Frag nach Susan von Souvankham Thammavongsa aus dem Aufbau-Verlag

Bereits das Titelbild des ganz aktuell im Aufbau-Verlag erschienenen Romans „Frag nach Susan“ von Souvankham Thammavongsa erregt die Aufmerksamkeit der Leserschaft, wird man doch sofort von verschieden farbig lackierten Fingernägeln in den Bann gezogen, wobei schon zwei bunte Nägel durch ihr Aus-der-Reihe-Tanzen andeuten, dass wohl auch in dem porträtierten Nagelstudio nicht alles so gesittet und perfektioniert abläuft, wie es zunächst erscheint.
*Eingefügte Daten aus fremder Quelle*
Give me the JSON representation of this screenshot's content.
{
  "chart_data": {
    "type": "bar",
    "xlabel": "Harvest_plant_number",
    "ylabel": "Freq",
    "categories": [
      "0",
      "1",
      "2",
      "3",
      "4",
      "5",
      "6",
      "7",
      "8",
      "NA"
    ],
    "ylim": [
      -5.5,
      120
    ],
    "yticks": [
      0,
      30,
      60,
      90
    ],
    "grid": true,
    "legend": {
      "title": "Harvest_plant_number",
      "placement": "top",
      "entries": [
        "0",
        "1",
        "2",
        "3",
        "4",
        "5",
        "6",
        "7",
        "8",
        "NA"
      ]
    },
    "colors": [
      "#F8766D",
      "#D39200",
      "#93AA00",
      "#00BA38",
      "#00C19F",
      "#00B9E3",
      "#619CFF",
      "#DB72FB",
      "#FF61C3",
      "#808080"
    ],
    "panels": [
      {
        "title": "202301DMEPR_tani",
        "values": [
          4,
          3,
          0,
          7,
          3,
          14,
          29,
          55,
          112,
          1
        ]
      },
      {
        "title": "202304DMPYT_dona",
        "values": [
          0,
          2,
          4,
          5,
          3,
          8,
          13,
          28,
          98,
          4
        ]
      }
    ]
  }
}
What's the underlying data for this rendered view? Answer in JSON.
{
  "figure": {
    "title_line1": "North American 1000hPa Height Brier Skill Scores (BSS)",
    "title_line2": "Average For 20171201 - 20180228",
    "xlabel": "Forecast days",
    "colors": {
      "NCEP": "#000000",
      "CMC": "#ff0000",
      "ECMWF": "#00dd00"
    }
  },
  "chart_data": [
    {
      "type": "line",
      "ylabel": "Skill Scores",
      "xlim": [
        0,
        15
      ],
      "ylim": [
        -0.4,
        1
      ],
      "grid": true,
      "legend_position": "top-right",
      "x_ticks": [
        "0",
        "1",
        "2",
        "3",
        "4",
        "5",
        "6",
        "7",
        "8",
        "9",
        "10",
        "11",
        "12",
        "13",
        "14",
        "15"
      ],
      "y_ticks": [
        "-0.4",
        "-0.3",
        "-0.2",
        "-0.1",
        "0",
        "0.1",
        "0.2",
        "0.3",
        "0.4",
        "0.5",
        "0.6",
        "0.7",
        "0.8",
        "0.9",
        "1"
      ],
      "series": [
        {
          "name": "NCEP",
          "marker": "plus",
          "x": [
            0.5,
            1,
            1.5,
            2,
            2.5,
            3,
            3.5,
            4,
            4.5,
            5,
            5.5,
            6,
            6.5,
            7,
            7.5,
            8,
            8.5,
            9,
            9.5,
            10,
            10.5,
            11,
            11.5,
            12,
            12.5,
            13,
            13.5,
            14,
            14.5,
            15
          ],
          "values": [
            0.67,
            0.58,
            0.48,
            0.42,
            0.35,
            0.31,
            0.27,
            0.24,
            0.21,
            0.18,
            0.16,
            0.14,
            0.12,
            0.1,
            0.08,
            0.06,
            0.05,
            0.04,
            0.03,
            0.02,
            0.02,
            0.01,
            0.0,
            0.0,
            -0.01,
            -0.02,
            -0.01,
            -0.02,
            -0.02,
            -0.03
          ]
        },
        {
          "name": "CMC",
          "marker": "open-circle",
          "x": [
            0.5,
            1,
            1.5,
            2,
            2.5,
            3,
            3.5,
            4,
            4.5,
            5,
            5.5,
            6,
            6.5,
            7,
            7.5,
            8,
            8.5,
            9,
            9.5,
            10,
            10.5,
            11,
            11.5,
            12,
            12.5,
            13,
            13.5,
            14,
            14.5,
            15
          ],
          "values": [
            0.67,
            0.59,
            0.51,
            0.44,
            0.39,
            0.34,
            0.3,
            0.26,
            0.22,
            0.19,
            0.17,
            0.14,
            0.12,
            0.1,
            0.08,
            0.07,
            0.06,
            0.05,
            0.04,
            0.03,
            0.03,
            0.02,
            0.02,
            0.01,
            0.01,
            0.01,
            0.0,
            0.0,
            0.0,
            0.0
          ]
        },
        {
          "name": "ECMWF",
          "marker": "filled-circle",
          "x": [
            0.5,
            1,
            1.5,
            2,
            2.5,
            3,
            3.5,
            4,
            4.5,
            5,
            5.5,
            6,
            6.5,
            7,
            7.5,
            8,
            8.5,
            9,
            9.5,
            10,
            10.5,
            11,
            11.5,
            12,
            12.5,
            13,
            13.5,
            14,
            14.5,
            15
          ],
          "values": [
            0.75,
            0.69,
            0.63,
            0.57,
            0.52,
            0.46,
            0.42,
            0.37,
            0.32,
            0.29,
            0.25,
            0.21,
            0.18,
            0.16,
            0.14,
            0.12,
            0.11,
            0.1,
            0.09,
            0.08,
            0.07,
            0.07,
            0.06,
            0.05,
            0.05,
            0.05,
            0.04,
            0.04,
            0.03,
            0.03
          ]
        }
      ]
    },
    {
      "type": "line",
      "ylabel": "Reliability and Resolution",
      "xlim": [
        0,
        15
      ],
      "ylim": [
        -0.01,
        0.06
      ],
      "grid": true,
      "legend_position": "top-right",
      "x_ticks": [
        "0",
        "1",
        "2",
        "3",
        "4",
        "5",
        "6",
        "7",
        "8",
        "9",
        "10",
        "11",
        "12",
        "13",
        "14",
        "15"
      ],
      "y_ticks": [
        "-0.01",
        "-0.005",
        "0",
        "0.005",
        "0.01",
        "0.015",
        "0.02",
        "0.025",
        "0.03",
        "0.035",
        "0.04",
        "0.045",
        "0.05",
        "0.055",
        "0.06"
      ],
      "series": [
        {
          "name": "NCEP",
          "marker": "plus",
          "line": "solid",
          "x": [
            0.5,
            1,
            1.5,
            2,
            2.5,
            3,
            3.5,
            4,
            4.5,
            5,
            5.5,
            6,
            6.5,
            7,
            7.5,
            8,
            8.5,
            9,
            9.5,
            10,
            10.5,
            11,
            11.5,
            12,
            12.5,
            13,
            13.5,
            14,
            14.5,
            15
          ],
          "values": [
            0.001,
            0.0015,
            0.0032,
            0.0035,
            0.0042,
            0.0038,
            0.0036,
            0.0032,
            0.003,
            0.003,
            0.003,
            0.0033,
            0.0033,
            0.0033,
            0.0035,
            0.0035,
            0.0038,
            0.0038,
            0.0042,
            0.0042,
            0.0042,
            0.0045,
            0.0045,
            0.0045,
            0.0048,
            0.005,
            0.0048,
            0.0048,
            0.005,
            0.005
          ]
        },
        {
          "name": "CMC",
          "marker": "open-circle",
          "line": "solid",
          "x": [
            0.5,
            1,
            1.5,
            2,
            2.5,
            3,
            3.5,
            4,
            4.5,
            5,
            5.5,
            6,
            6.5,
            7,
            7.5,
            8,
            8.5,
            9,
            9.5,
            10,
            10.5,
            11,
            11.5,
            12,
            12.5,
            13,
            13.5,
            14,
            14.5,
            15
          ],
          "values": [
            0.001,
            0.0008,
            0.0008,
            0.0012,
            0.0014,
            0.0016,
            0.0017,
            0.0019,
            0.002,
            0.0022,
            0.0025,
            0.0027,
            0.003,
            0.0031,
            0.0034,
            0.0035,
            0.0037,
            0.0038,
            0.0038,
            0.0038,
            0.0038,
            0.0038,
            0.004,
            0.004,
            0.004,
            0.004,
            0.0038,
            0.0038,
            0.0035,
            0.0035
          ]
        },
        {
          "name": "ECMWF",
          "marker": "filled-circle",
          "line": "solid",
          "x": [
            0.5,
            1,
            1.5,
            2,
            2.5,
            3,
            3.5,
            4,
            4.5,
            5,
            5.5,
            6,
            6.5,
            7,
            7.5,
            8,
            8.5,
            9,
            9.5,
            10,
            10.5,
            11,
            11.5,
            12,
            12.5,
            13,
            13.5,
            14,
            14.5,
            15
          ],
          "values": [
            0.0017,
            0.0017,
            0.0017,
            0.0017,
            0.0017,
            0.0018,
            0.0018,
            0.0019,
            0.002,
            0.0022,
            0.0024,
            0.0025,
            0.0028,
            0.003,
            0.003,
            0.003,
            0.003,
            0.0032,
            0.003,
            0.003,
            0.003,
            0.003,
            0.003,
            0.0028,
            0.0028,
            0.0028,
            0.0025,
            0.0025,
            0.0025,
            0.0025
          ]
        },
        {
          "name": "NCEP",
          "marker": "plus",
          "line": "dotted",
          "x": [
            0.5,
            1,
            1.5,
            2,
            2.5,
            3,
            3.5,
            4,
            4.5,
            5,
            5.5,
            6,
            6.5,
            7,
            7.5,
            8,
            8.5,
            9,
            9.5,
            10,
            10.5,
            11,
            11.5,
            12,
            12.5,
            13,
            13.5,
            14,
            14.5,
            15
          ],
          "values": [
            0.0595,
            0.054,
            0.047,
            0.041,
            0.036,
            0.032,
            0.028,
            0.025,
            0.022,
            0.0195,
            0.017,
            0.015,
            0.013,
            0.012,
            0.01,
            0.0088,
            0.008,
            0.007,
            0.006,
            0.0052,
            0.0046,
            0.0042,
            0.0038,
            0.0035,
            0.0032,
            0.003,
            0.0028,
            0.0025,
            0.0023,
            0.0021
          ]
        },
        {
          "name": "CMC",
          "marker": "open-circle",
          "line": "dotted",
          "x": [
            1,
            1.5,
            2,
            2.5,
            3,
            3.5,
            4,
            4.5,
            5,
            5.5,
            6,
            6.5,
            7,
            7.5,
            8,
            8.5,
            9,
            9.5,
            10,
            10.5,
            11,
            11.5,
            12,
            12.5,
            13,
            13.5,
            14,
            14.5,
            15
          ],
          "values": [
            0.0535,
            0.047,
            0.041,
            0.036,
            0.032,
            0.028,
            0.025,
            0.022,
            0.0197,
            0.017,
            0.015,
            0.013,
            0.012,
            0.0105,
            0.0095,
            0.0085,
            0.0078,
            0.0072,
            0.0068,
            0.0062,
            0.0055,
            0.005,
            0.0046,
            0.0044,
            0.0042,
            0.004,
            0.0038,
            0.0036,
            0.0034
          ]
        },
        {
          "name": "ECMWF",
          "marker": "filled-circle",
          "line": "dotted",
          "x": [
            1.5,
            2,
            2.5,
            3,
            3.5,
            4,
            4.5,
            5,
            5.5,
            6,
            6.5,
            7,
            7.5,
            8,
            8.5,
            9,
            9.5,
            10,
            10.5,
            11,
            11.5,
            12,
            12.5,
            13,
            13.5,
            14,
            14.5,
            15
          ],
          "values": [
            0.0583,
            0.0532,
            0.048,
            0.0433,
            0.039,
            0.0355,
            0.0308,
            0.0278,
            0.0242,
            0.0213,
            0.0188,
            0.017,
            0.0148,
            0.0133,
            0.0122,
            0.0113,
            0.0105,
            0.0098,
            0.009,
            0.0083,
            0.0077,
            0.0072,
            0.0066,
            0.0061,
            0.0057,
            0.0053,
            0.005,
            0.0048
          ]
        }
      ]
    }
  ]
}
 Dabei werden vermutlich viele bereits aufgrund des Einfalls der laotisch-kanadischen Autorin schmunzeln, welche kurzerhand alle Frauen, die in dem Nagelstudio beschäftigt sind, ein Namensschild mit dem stets selben Namen in Form von „Susan“ versieht, vereinfacht dies doch auf alle Fälle die richtige Ansprache der Nagelkünstlerinnen für die Kundschaft.

Ansonsten wird im Laufe des preisgekrönten Romans schnell klar, dass im Leben zahlreicher Frauen, die sich die Nägel machen lassen, wenig einfach läuft und sich rasch ungeahnte Abgründe auftun. Auf über 200 Seiten darf man sich in diesem auch ästhetisch sehr ansprechendem Hardcoverbuch auf beste Unterhaltung inklusive eines äußerst angenehmen Schriftbildes freuen.